Namun, terkait hal ini, Wakil Ketua Panitia Seleksi (Pansel) KPK, Indrianto Seno Adjie, tegas membantahnya dan menyebut anggapan itu adalah omong kosong belaka. Menurutnya, 10 nama calon pimpinan yang terpilih oleh pansel sudah melalui proses uji kelayakan atau fit and proper test secara terbuka.
“Ketidakpercayaan terhadap kerja kami (pansel, red.) itu hanya (dari, red.) pihak tertentu. Tapi, karena ada kepentingan tersendiri, maka diciptakanlah narasi kerja pansel tidak objektif lagi,” kata Indrianto, Senin (23/09/2019), saat dihubungi tim dari Visi Seleksi Seksama.
Seperti diketahui, suasana semakin memanas saat Saut Situmorang, Wakil Ketua KPK, menyatakan mengundurkan diri dari pimpinan KPK, sesaat setelah Firli Bahuri dan kawan-kawan terpilih menjadi pimpinan KPK yang baru. Unjuk rasa yang berujung kerusuhan sempat terjadi di depan gedung KPK.
Suasana bertambah panas ketika akhirnya revisi undang-undang KPK 2019 pun disahkan. Banyak pihak yang mengatakan bahwa ini adalah salah satu cara para legislator dan pemerintah untuk melemahkan KPK.
Belakangan, meski kata-kata pengunduran dirinya sempat viral di media sosial, ternyata Saut batal mengundurkan diri dari jabatannya sebagai wakil pimpinan KPK. Situasi pun tidak mereda, tuntutan terhadap pembatalan revisi undang-undang KPK terus berbunyi.
Indrianto mengatakan, banyak masyarakat yang salah persepsi terhadap pembahasan revisi UU KPK ini, padahal, dalam pasal 12 dalam undang-undang tersebut, KPK tetaplah sebagai lembaga yang kokoh.
Menurutnya, revisi yang dimaksud justru memperkuat lemahnya sistem penindakan KPK, khususnya dalam pelaksanaan Swang Middelen atau Coercive Force (upaya paksa), misalnya seperti penyitaan, penggeledahan, dan penyadapan. Menurut Indrianto, ini adalah bentuk revisi baik dalam penegakan hukum.
Namun, internal KPK justru memiliki pandangan sendiri terhadap undang-undang ini. Juru Bicara KPK Febri Diansyah menemukan 26 masalah yang akan berdampak pada pelemahan KPK di masa mendatang.

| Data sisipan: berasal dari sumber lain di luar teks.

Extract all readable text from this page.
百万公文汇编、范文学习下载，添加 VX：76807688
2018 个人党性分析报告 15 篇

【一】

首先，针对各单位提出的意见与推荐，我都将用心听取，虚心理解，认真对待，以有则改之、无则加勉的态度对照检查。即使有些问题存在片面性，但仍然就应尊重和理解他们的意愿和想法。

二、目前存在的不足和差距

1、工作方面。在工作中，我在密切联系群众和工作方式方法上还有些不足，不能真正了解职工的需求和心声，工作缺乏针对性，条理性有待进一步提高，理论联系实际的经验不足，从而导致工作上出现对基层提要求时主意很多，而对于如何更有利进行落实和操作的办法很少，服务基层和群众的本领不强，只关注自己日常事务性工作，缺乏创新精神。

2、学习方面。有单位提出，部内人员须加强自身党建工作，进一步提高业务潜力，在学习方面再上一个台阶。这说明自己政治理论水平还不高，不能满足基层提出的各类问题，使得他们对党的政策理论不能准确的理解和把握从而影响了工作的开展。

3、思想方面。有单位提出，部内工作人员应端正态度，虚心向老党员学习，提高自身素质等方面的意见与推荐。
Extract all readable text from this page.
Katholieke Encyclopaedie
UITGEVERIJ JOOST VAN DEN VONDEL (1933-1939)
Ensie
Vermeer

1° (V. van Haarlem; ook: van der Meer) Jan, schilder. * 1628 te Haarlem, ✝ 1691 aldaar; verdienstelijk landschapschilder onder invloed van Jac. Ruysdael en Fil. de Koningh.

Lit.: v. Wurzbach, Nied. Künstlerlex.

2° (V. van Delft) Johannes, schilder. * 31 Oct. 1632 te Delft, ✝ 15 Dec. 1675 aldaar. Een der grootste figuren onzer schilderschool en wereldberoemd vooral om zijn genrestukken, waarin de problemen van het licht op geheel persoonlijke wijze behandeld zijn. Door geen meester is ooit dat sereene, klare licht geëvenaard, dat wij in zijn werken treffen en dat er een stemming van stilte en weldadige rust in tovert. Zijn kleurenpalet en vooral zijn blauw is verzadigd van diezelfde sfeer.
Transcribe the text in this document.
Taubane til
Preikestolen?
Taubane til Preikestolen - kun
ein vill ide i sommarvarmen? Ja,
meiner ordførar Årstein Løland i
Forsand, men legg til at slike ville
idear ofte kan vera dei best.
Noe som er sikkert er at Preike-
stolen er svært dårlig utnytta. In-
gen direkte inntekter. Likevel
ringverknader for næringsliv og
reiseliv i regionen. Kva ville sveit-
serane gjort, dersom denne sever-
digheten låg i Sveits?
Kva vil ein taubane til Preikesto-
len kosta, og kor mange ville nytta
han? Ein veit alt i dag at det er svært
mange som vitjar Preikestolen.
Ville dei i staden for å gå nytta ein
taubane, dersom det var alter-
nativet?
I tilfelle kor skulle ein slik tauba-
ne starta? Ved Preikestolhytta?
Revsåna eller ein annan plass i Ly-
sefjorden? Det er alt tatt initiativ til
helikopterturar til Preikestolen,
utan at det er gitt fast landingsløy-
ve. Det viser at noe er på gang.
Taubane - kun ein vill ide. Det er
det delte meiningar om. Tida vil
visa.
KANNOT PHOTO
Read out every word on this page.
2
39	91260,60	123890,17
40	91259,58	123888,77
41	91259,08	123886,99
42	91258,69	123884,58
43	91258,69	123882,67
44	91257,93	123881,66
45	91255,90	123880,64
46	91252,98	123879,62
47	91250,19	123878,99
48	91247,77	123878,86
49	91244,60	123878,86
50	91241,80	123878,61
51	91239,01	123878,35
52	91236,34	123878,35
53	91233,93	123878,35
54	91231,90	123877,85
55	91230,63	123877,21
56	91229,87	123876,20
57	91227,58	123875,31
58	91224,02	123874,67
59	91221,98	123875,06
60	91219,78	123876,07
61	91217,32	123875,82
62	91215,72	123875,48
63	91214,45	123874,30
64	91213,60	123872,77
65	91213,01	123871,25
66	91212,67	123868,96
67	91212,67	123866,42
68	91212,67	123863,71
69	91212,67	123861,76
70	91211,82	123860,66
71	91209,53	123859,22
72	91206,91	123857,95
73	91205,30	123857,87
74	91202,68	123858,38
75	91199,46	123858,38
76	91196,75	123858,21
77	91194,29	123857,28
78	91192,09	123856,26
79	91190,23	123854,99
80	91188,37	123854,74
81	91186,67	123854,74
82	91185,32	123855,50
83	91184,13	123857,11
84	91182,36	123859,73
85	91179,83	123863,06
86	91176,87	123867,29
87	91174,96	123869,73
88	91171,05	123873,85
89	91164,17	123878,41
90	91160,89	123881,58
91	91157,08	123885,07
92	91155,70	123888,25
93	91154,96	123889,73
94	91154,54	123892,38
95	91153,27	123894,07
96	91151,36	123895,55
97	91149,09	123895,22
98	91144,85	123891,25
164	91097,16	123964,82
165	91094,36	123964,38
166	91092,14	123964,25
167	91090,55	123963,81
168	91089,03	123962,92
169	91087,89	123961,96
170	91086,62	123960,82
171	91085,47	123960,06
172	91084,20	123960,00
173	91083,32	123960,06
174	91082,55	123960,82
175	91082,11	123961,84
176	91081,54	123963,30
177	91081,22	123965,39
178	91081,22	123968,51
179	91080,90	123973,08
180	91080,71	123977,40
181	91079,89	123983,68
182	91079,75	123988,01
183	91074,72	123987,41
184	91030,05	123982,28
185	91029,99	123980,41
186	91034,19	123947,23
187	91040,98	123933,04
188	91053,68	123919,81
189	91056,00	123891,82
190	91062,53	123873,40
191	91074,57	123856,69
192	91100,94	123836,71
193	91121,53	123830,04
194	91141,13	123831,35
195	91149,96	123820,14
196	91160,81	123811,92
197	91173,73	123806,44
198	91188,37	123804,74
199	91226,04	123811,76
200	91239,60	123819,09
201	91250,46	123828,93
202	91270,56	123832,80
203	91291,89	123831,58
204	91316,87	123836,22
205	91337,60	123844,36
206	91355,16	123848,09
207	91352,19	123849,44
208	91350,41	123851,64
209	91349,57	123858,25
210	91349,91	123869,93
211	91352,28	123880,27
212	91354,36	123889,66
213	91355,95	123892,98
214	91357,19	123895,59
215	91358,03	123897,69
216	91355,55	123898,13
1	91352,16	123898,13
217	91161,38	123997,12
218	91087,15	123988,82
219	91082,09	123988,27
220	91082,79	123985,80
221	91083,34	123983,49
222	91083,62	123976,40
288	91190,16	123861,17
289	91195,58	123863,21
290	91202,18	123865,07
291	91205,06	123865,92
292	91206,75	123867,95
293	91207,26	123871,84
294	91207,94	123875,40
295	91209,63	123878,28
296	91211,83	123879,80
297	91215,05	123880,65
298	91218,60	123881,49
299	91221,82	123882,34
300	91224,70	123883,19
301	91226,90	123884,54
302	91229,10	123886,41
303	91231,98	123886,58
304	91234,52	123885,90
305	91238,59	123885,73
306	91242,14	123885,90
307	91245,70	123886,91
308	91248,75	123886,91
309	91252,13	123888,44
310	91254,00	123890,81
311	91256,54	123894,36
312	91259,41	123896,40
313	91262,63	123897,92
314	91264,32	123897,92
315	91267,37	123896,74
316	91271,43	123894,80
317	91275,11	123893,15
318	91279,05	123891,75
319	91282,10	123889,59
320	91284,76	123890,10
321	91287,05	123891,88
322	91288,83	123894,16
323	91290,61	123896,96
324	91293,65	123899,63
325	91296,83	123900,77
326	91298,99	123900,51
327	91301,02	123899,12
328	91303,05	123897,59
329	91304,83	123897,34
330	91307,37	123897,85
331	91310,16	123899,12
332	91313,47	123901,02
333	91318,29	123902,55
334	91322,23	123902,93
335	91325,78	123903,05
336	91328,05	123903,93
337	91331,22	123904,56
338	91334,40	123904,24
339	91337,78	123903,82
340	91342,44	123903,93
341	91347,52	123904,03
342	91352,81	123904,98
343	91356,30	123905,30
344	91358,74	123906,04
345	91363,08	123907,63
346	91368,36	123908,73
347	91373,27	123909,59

“Kami sudah mendalami revisi UU KPK dan mengidentifikasi ada 26 persoalan yang akan melemahkan KPK,” kata Febri, Rabu (25/09/2019) dikutip dari Antara.
Febri menyoroti pelemahan independensi karena KPK akan menjadi lembaga di bawah eksekutif. Kemudian, ia juga menyesalkan penghapusan pimpinan KPK sebagai penanggung jawab tertinggi.
Pelemahan juga akan terjadi karena dewan pengawas yang diusulkan dalam revisi beleid tersebut dinilai lebih berkuasa daripada pimpinan KPK. Terlebih, kewenangan dewan pengawas mampu mengintervensi teknis penanganan perkara, padahal standar larangan etik dan antikonflik kepentingan untuk dewan pengawas justru lebih rendah dibanding pimpinan dan pegawai KPK.
Masih soal Dewan Pengawas, hal yang dipersoalkan adalah untuk pertama kalinya, dewan dapat dipilih dari aparat penegak hukum yang sedang menjabat. Febri juga menyebut, dalam beleid baru tersebut, pimpinan KPK bukan lagi penyidik dan penuntut umum sehingga berisiko pada tindakan-tindakan “pro justicia” dalam pelaksanaan tugas penindakan. Terlebih lagi, salah satu pimpinan KPK terancam tidak bisa diangkat karena tidak cukup umur atau kurang dari 50 tahun.
Febri juga mengatakan bahwa adanya undang-undang ini akan memangkas kewenangan penyelidikan dan penyadapan. Operasi tangkap tangan (OTT) pun menjadi lebih sulit dilakukan karena rumitnya pengajuan penyadapan dan aturan lain yang ada di Undang-Undang KPK. Bahkan, terdapat pasal yang berisiko disalahartikan seolah-olah KPK tidak boleh melakukan OTT lagi.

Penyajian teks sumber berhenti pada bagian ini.